The consensus out there in Blogistan is that it’s been a bad week for Mitt Romney. Some more YouTubes have surfaced, people are talking about his history on abortion and his most prominent pro-life backer offered a couple of infelicities during his first go-round with the press. As if all this weren’t bad enough, yesterday Bill Richardson praised RomneyCare. As a Romney supporter, this last development left me asking myself , What else can go wrong?
By the time I got back to Southern Soxblog Manor yesterday, I was convinced that something had to be done. But after, a good night’s sleep, I’ve come to see things differently. It’s all good. Really - this has been a great week for the Romney campaign.
NOW THAT YOU’VE WIPED the coffee off your screen, allow me to explain. What the Romney campaign has doneis effect the political equivalent of Muhammad Ali’s legendary rope-a-dope strategy.
When Ali fought the young George Foreman in the searing African heat, Ali no longer had the athletic ability to defeat an opponent as formidable as Foreman. So he surprised everyone by developing an innovative new technique – the Rope-a-Dope.
To the untrained eye, it looked like Ali was just leaning against the ropes and letting Foreman hit him. But in truth, he was letting the over-eager Foreman punch himself out to the point of exhaustion. By the fight’s middle rounds, Foreman had nothing left in the tank and Ali easily knocked out the completely fatigued champion.
In these early days of the election cycle, Romney is playing the role of Ali and the press is Foreman. Although it’s easy for us political obsessives to forget, there can be no knockouts a year before Iowa. The flip-side of that coin is also informative – Howard Dean had a perfect 2003 and wound up a distant also ran to political titans like John Kerry and John Edwards.
The press and other entities who are hostile to the Romney campaign feel like they’re landing haymakers about his purported flip-flopping. Big deal. When the press is all punched out, Romney will have $100 million and his own formidable political skills available to make his rebuttal.

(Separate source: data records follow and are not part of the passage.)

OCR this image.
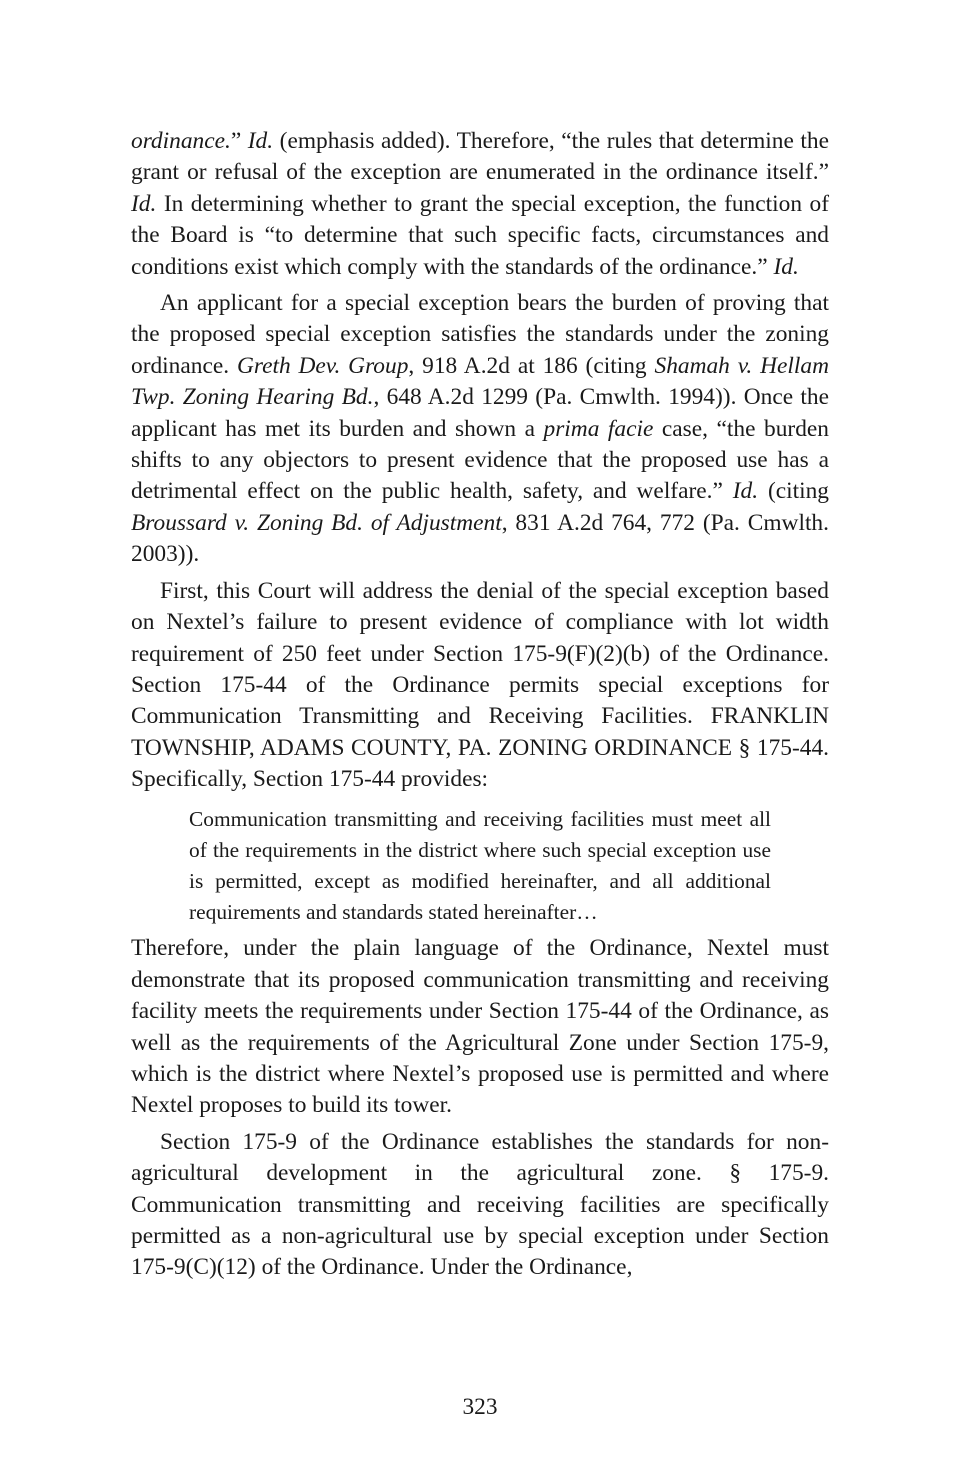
ordinance.” Id. (emphasis added). Therefore, “the rules that determine the grant or refusal of the exception are enumerated in the ordinance itself.” Id. In determining whether to grant the special exception, the function of the Board is “to determine that such specific facts, circumstances and conditions exist which comply with the standards of the ordinance.” Id.

An applicant for a special exception bears the burden of proving that the proposed special exception satisfies the standards under the zoning ordinance. Greth Dev. Group, 918 A.2d at 186 (citing Shamah v. Hellam Twp. Zoning Hearing Bd., 648 A.2d 1299 (Pa. Cmwlth. 1994)). Once the applicant has met its burden and shown a prima facie case, “the burden shifts to any objectors to present evidence that the proposed use has a detrimental effect on the public health, safety, and welfare.” Id. (citing Broussard v. Zoning Bd. of Adjustment, 831 A.2d 764, 772 (Pa. Cmwlth. 2003)).

First, this Court will address the denial of the special exception based on Nextel’s failure to present evidence of compliance with lot width requirement of 250 feet under Section 175-9(F)(2)(b) of the Ordinance. Section 175-44 of the Ordinance permits special exceptions for Communication Transmitting and Receiving Facilities. FRANKLIN TOWNSHIP, ADAMS COUNTY, PA. ZONING ORDINANCE § 175-44. Specifically, Section 175-44 provides:

Communication transmitting and receiving facilities must meet all of the requirements in the district where such special exception use is permitted, except as modified hereinafter, and all additional requirements and standards stated hereinafter…

Therefore, under the plain language of the Ordinance, Nextel must demonstrate that its proposed communication transmitting and receiving facility meets the requirements under Section 175-44 of the Ordinance, as well as the requirements of the Agricultural Zone under Section 175-9, which is the district where Nextel’s proposed use is permitted and where Nextel proposes to build its tower.

Section 175-9 of the Ordinance establishes the standards for nonagricultural development in the agricultural zone. § 175-9. Communication transmitting and receiving facilities are specifically permitted as a non-agricultural use by special exception under Section 175-9(C)(12) of the Ordinance. Under the Ordinance,

323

The problem with going on the same offensive repeatedly in politics, as Romney’s foes are, is that regardless of the offensive’s underlying merits, there are diminishing returns. Republicans learned this the hard way with bill Clinton. After spending 7 years decrying Clinton’s moral turpitude, the then-President was caught in the Oval Office with his pants down canoodling with a zaftig intern. For any other president in American history, this would have been game, set and match. The public would have demanded his resignation.
But Clinton was fortunate. Because his political enemies had spent seven years attacking his moral shortcomings and sexual peccadilloes, the country had tuned out such matters. Even though smart guys like Dike Morris (giggle) thought the Lewinsky scandal would be a knockout blow to the president he so loyally served, it never even perceptibly moved public opinion regarding the randy POTUS.
THE OFT-REPEATED CHARGE AGAINST MITT ROMNEY IS THAT HE’S A FLIP-FLOPPER and an opportunist. As someone who knows him and who is familiar with his character, it annoys me no end to see Romney’s detractors so relentlessly peddle such an inaccurate caricature.
But there’s an undeniable political upside to this development. It will hardly be possible for the press to release a big “breaking news” story on the eve of the Iowa primary that says in effect, “This just in: Mitt Romney is a flip-flopper!!!” By the time the public is steeling itself to take a hard look at who should be its next President, the press will have punched itself out as far as Mitt Romney is concerned. Believe me – Barack Obama and Rudy Giuliani should be so fortunate.
And when the time finally comes for Romney to counterpunch after all the breathless “exposés” have been written and all the YouTubes have been aired, Romney will find his opponents in the media as easy to knock out as George Foreman was in the 8th round of the Rumble in the Jungle. The governor will be able to respond to his critics with two easy smackdowns that will be devastating when the time is right. The first is an old John F. Kennedy saw: “It’s not where you come from, but where you stand.” The second will be a completely justified swipe at the pettiness and endlessly repetitive nature of these attacks: “I want to talk about our country’s future. I will, even if the press and my opponents are obsessed with my past.”
The fact is, Mitt Romney will have enough money and enough political skill to define himself when the time is right. The fact that the hostile factions of the press will no longer be relevant when that time comes is a wonderful bonus.